Crossbows were hefted as I alongside the rest clambered to the side of the lone bladesman, his silence never breaking as he ushered us forth. We took place amongst the nameless dead, mostly comprised of the dregs that sought Verazzo burying the few militias who fled the trenches following yesterday’s defeat. Rippling electricity danced forth from the trench, each of which met the same fate as the last against the knight’s shield. He charged ahead, the fumes rising from his body growing hotter as he fought past sizzling heat that built in his plate as he crashed down into the occupied earthwork, the heat that built in his armor rapidly venting and coursing through the line, hideous screams following as several cultists clawed their way up only to be met with a volley of bolts that stopped them in their tracks. We were unaware of what was going on deep in that trench, only that the explosive flames that broke up the melee were rapidly moving to and fro only to be broken up by a similar expulsion of hot, acrid fumes that scattered cultists like gnats out of the trenches into the sights of our weapons.

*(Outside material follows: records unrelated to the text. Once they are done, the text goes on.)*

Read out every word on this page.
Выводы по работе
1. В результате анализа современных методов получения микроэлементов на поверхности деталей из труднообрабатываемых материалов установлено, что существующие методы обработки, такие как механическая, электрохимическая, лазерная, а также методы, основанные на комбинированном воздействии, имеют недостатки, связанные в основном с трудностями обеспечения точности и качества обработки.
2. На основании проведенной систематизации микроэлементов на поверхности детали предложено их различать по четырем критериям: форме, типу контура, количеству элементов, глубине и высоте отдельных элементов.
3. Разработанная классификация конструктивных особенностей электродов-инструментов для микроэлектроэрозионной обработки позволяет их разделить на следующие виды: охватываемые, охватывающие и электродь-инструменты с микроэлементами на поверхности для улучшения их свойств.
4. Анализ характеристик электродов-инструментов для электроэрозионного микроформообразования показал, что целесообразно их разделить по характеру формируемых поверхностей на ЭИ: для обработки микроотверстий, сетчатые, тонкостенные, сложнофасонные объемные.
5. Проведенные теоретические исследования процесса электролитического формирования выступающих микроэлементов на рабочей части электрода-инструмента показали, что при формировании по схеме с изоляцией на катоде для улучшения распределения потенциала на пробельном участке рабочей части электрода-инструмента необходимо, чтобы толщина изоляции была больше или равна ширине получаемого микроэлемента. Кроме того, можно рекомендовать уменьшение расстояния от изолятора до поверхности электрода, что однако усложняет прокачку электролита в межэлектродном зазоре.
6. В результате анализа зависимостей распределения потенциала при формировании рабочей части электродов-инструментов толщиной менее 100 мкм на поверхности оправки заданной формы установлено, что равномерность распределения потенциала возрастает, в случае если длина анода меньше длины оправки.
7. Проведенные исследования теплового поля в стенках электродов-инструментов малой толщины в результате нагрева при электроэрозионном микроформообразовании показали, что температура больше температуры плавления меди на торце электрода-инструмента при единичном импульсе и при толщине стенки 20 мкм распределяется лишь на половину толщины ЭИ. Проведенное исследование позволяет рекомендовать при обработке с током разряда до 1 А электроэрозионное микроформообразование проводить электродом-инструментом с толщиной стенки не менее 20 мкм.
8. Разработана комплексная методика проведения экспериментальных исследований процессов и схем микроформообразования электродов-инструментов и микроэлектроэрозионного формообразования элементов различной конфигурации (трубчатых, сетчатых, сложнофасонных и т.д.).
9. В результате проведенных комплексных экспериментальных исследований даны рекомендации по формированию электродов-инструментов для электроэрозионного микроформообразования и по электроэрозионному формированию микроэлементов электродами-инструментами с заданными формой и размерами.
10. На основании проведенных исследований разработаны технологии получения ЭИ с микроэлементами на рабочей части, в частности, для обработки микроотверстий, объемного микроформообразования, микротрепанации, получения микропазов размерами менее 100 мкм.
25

I had known well what this was, a legend amongst us all who prayed for relief against this endless horde. The Campestrian, or rather, one of seemingly many who hid from the eyes of common men and gallivanted amongst the woods and frontiers in pursuit of glory. The melee continued for what seemed like an hour, dozens upon dozens of scattered souls met an end by our hands as the campestrian knight scattered the bravest of their smoldering remains against the walls of the embankments to make his way to the next.

We would live another day, it seems. The voiceless knight, our savior, unwilling to bear the gift of thanks had pulled himself up from the reclaimed trench to flee to the safety of the thicket due east.